At the time, Republicans, charging religious bias, quickly put the quote on T-shirts and coffee mugs in defiant pride. Democrats groaned.
This time, Senate Democrats have taken some steps to keep Ms. Feinstein on the periphery as much as possible. Senator Chuck Schumer of New York, the minority leader, has made himself the face of the opposition to Judge Barrett with a barrage of news conferences, television interviews and appearances on the Senate floor. His top deputy, Senator Richard J. Durbin of Illinois, a senior member on the committee, recently left progressive activists he addressed with the clear impression he was prepared to play an outsize role shaping the party’s message in the hearings.
After Politico published an article last month citing three unnamed Senate Democrats questioning whether Ms. Feinstein was capable of continuing in her role, Democrats on the committee have stressed they will work as a team. And her defenders say critics confuse Ms. Feinstein’s patrician gentility for senility.
“Senator Feinstein has a very identifiable character and nature, and it’s not really in that nature to be tangling with an obstreperous Lindsey Graham for instance,” said Senator Sheldon Whitehouse, Democrat of Rhode Island, referring to the committee’s Republican chairman. “But she brings a perspective, a dignity, a long history of bipartisanship, good will and an exemplary record on issues involving women, which are particularly germane here.”
Ms. Feinstein’s decline is far from the worst the Senate has seen in recent years. Strom Thurmond of South Carolina, who served past the age of 100, was barely verbal and living at Walter Reed National Military Medical Center during his final years in the Senate, where an aide wheeled him around in a wheelchair. More recently, Thad Cochran of Mississippi continued to serve as chairman of the Appropriations Committee even when he was so disoriented that aides had to walk him onto the Senate floor and instruct him how to vote.
Ms. Feinstein still walks the Senate floor alone, cheerfully interacts with colleagues and occasionally gives speeches there. She can also point to her victory in 2018, when her age and moderate profile became an issue, as a mandate to continue at work.
Still, inside the Capitol, where reporters typically swarm senators coming and going from votes, Ms.
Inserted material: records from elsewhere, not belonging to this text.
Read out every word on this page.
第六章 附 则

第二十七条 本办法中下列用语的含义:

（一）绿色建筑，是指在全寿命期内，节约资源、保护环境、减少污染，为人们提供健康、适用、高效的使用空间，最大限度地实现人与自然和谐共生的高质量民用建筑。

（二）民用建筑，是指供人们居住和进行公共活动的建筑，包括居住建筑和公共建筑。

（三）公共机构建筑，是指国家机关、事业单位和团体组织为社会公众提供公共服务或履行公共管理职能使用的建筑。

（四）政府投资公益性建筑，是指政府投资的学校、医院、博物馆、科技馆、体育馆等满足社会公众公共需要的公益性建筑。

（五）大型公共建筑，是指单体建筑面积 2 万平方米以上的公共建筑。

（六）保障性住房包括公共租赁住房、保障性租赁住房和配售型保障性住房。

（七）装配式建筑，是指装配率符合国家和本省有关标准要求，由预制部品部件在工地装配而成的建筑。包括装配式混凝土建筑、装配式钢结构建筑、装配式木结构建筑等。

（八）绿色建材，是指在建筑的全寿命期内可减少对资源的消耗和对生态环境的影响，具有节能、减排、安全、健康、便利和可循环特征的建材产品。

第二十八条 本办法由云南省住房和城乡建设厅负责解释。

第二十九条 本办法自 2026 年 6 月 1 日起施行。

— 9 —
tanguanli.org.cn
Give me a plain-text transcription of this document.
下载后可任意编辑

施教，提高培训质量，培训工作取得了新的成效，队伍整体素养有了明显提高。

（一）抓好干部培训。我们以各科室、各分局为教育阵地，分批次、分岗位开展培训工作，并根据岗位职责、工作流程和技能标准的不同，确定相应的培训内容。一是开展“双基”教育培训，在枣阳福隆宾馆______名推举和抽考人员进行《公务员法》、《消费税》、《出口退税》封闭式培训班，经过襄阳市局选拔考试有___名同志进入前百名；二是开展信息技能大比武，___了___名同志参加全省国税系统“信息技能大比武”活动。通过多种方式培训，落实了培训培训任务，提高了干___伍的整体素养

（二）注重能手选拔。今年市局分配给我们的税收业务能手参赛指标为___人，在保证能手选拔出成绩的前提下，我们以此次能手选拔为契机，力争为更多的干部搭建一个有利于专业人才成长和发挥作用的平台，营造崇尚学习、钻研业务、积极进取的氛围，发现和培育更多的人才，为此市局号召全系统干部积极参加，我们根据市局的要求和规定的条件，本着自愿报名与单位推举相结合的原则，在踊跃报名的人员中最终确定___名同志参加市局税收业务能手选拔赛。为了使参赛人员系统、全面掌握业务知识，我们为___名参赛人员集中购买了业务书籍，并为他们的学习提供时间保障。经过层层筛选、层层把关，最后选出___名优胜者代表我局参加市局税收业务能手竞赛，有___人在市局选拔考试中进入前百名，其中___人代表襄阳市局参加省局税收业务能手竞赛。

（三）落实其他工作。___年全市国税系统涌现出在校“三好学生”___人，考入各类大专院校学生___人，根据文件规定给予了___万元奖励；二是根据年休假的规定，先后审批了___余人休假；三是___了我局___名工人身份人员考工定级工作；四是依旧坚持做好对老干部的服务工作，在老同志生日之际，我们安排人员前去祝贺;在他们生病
Feinstein is often given wide berth these days by would-be questioners who have learned to expect occasional misstatements or outright confusion that her office must later clarify in writing.
She has sometimes had trouble understanding questions directed toward her. When a reporter approached Ms. Feinstein last month to ask if she supported expanding the size of the Supreme Court, a debate raging among Democrats after the death of Justice Ruth Bader Ginsburg, Ms. Feinstein paused. “Pardon me?” she said.
An aide interjected, serving up an easy out for his boss: “We have to have the majority before we get there.”
“Yeah, ask me when we win the majority,” she said before walking away.
Luke Broadwater contributed reporting.